In May 2008, India offered to provide Guinea-Bissau unilateral duty free tariff preferential (DFTP) market access for export of goods and services.

==Foreign aid==
Under India-Brazil-South Africa (IBSA) Dialogue Forum’s “Poverty Alleviation Funding Facility”, an Indian expert visited Guinea-Bissau in early 2006 to help the country in rice cultivation, and an Indian team of experts visited to assist in a solar power project.

Guinea-Bissau is a founding member of the TEAM-9 initiative. Under TEAM-9, the Indian government has provided the country with a line of credit worth $25 million, which includes a $5 million line of credit for the food processing and agricultural sector and $20 million for rural electrification projects. IBSA Trust Fund Board approved a sum of $830,000 in February 2009 for renewable energy and agricultural capacity building in Guinea Bissau.

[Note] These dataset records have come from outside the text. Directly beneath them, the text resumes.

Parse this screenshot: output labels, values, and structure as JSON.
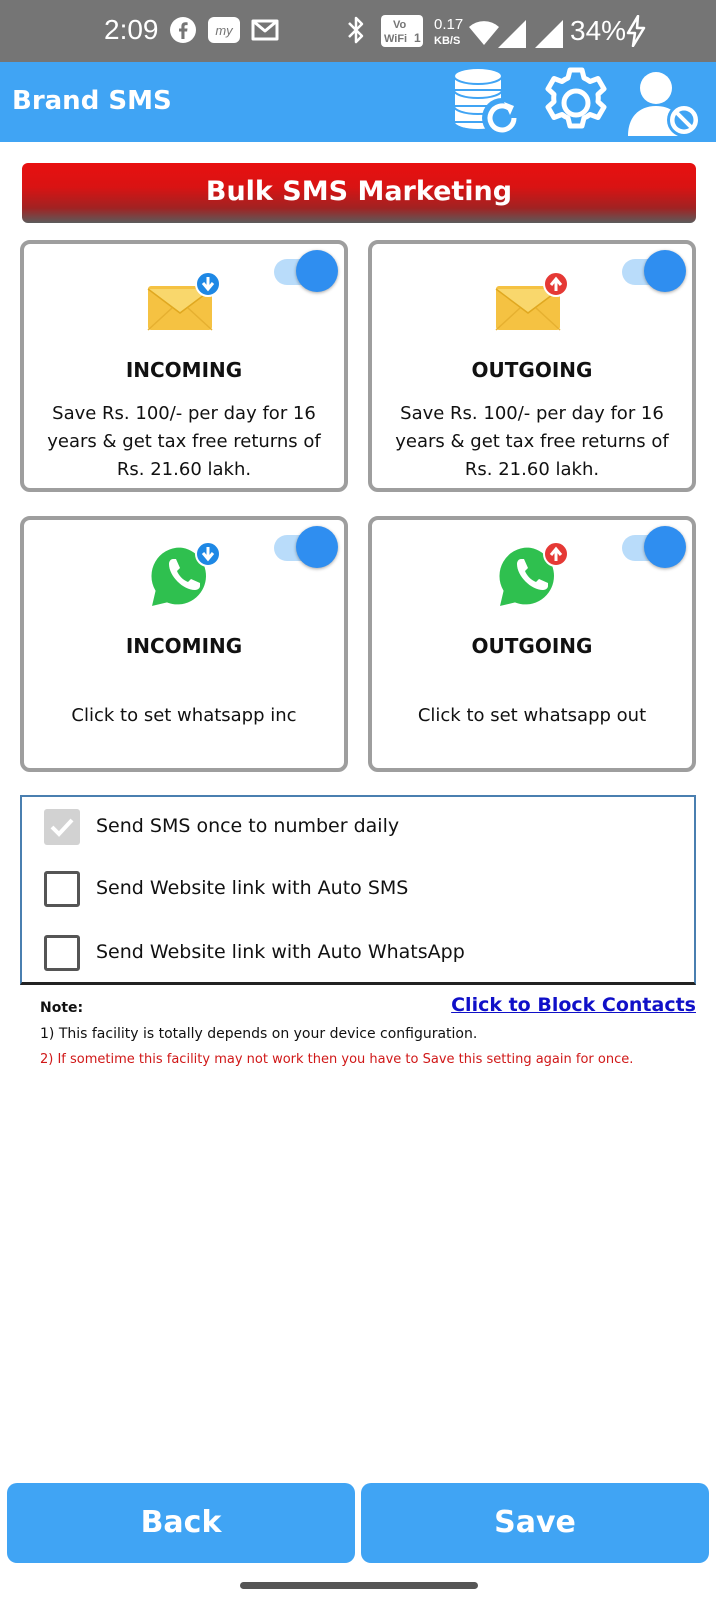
{
  "status_bar": {
    "time": "2:09",
    "network_speed_value": "0.17",
    "network_speed_unit": "KB/S",
    "volte_label": "Vo",
    "wifi_label": "WiFi",
    "sim_slot": "1",
    "battery": "34%",
    "icons": [
      "facebook-icon",
      "mygov-icon",
      "gmail-icon",
      "bluetooth-icon",
      "volte-wifi-icon",
      "wifi-icon",
      "signal-icon",
      "signal-icon",
      "charging-icon"
    ]
  },
  "app_bar": {
    "title": "Brand SMS",
    "actions": [
      "database-restore-icon",
      "settings-gear-icon",
      "user-block-icon"
    ]
  },
  "banner": {
    "title": "Bulk SMS Marketing"
  },
  "cards": [
    {
      "title": "INCOMING",
      "description": "Save Rs. 100/- per day for 16 years & get tax free returns of Rs. 21.60 lakh.",
      "icon": "email-incoming-icon",
      "enabled": true
    },
    {
      "title": "OUTGOING",
      "description": "Save Rs. 100/- per day for 16 years & get tax free returns of Rs. 21.60 lakh.",
      "icon": "email-outgoing-icon",
      "enabled": true
    },
    {
      "title": "INCOMING",
      "description": "Click to set whatsapp inc",
      "icon": "whatsapp-incoming-icon",
      "enabled": true
    },
    {
      "title": "OUTGOING",
      "description": "Click to set whatsapp out",
      "icon": "whatsapp-outgoing-icon",
      "enabled": true
    }
  ],
  "options": [
    {
      "label": "Send SMS once to number daily",
      "checked": true
    },
    {
      "label": "Send Website link with Auto SMS",
      "checked": false
    },
    {
      "label": "Send Website link with Auto WhatsApp",
      "checked": false
    }
  ],
  "note": {
    "label": "Note:",
    "link": "Click to Block Contacts",
    "line1": "1) This facility is totally depends on your device configuration.",
    "line2": "2) If sometime this facility may not work then you have to Save this setting again for once."
  },
  "buttons": {
    "back": "Back",
    "save": "Save"
  },
  "colors": {
    "primary": "#40a4f4",
    "toggle_on": "#2f8ef0",
    "banner_red": "#e81010",
    "warning_text": "#d01818",
    "link": "#1010c8",
    "status_bar": "#757575"
  }
}
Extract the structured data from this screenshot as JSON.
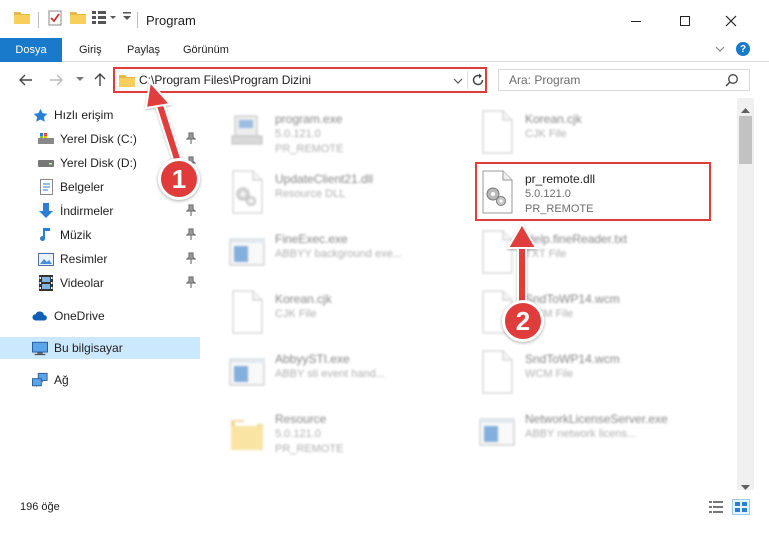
{
  "window": {
    "title": "Program"
  },
  "ribbon": {
    "tabs": [
      "Dosya",
      "Giriş",
      "Paylaş",
      "Görünüm"
    ]
  },
  "address": {
    "path": "C:\\Program Files\\Program Dizini"
  },
  "search": {
    "placeholder": "Ara: Program"
  },
  "sidebar": {
    "quick_access": "Hızlı erişim",
    "items": [
      "Yerel Disk (C:)",
      "Yerel Disk (D:)",
      "Belgeler",
      "İndirmeler",
      "Müzik",
      "Resimler",
      "Videolar"
    ],
    "onedrive": "OneDrive",
    "this_pc": "Bu bilgisayar",
    "network": "Ağ"
  },
  "files": [
    {
      "name": "program.exe",
      "line1": "5.0.121.0",
      "line2": "PR_REMOTE",
      "icon": "exe-icon"
    },
    {
      "name": "Korean.cjk",
      "line1": "CJK File",
      "line2": "",
      "icon": "blank-file-icon"
    },
    {
      "name": "UpdateClient21.dll",
      "line1": "Resource DLL",
      "line2": "",
      "icon": "dll-icon"
    },
    {
      "name": "pr_remote.dll",
      "line1": "5.0.121.0",
      "line2": "PR_REMOTE",
      "icon": "dll-icon"
    },
    {
      "name": "FineExec.exe",
      "line1": "ABBYY background exe...",
      "line2": "",
      "icon": "window-icon"
    },
    {
      "name": "Help.fineReader.txt",
      "line1": "TXT File",
      "line2": "",
      "icon": "blank-file-icon"
    },
    {
      "name": "Korean.cjk",
      "line1": "CJK File",
      "line2": "",
      "icon": "blank-file-icon"
    },
    {
      "name": "SndToWP14.wcm",
      "line1": "WCM File",
      "line2": "",
      "icon": "blank-file-icon"
    },
    {
      "name": "AbbyySTI.exe",
      "line1": "ABBY sti event hand...",
      "line2": "",
      "icon": "window-icon"
    },
    {
      "name": "SndToWP14.wcm",
      "line1": "WCM File",
      "line2": "",
      "icon": "blank-file-icon"
    },
    {
      "name": "Resource",
      "line1": "5.0.121.0",
      "line2": "PR_REMOTE",
      "icon": "folder-icon"
    },
    {
      "name": "NetworkLicenseServer.exe",
      "line1": "ABBY network licens...",
      "line2": "",
      "icon": "window-icon"
    }
  ],
  "status": {
    "item_count": "196 öğe"
  },
  "annotations": {
    "step1": "1",
    "step2": "2"
  },
  "colors": {
    "accent": "#1979ca",
    "highlight": "#e03c3c",
    "selection": "#cce8ff"
  }
}
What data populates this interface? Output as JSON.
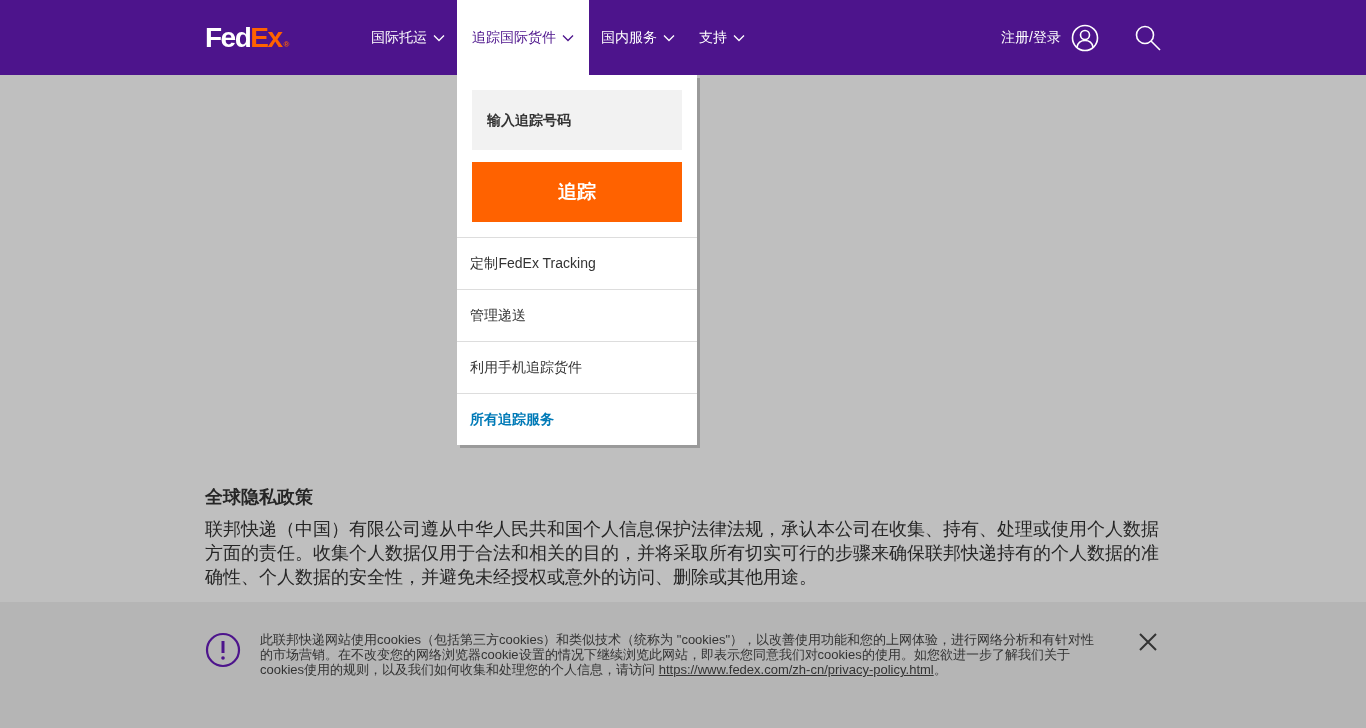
{
  "header": {
    "logo": {
      "first": "Fed",
      "second": "Ex",
      "mark": "®"
    },
    "nav": [
      {
        "label": "国际托运",
        "selected": false
      },
      {
        "label": "追踪国际货件",
        "selected": true
      },
      {
        "label": "国内服务",
        "selected": false
      },
      {
        "label": "支持",
        "selected": false
      }
    ],
    "account": {
      "label": "注册/登录"
    }
  },
  "tracking_menu": {
    "field": {
      "placeholder": "输入追踪号码"
    },
    "button": "追踪",
    "links": [
      {
        "label": "定制FedEx Tracking",
        "kind": "plain"
      },
      {
        "label": "管理递送",
        "kind": "plain"
      },
      {
        "label": "利用手机追踪货件",
        "kind": "plain"
      },
      {
        "label": "所有追踪服务",
        "kind": "highlight"
      }
    ]
  },
  "content": {
    "heading": "全球隐私政策",
    "paragraph": "联邦快递（中国）有限公司遵从中华人民共和国个人信息保护法律法规，承认本公司在收集、持有、处理或使用个人数据方面的责任。收集个人数据仅用于合法和相关的目的，并将采取所有切实可行的步骤来确保联邦快递持有的个人数据的准确性、个人数据的安全性，并避免未经授权或意外的访问、删除或其他用途。"
  },
  "cookie_banner": {
    "text": "此联邦快递网站使用cookies（包括第三方cookies）和类似技术（统称为 \"cookies\"），以改善使用功能和您的上网体验，进行网络分析和有针对性的市场营销。在不改变您的网络浏览器cookie设置的情况下继续浏览此网站，即表示您同意我们对cookies的使用。如您欲进一步了解我们关于cookies使用的规则，以及我们如何收集和处理您的个人信息，请访问 ",
    "link": "https://www.fedex.com/zh-cn/privacy-policy.html",
    "end": "。"
  }
}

Citizens of Guinea-Bissau are eligible for scholarships under the Indian Technical and Economic Cooperation Programme and the Indian Council for Cultural Relations. Five Bissau-Guinean women from rural regions attended training at Barefoot College in Tilonia, Rajasthan in 2009. After completing their course, they returned to Guinea-Bissau and successfully installed solar energy facilities in their villages.

== Indians in Guinea-Bissau ==
As of December 2016, around 100 Indians reside in Guinea-Bissau on a long-term basis. About 40-50 Indians visit the country annually during cashew season, staying in the country for a few weeks to negotiate, purchase and ship consignments of raw cashew to India.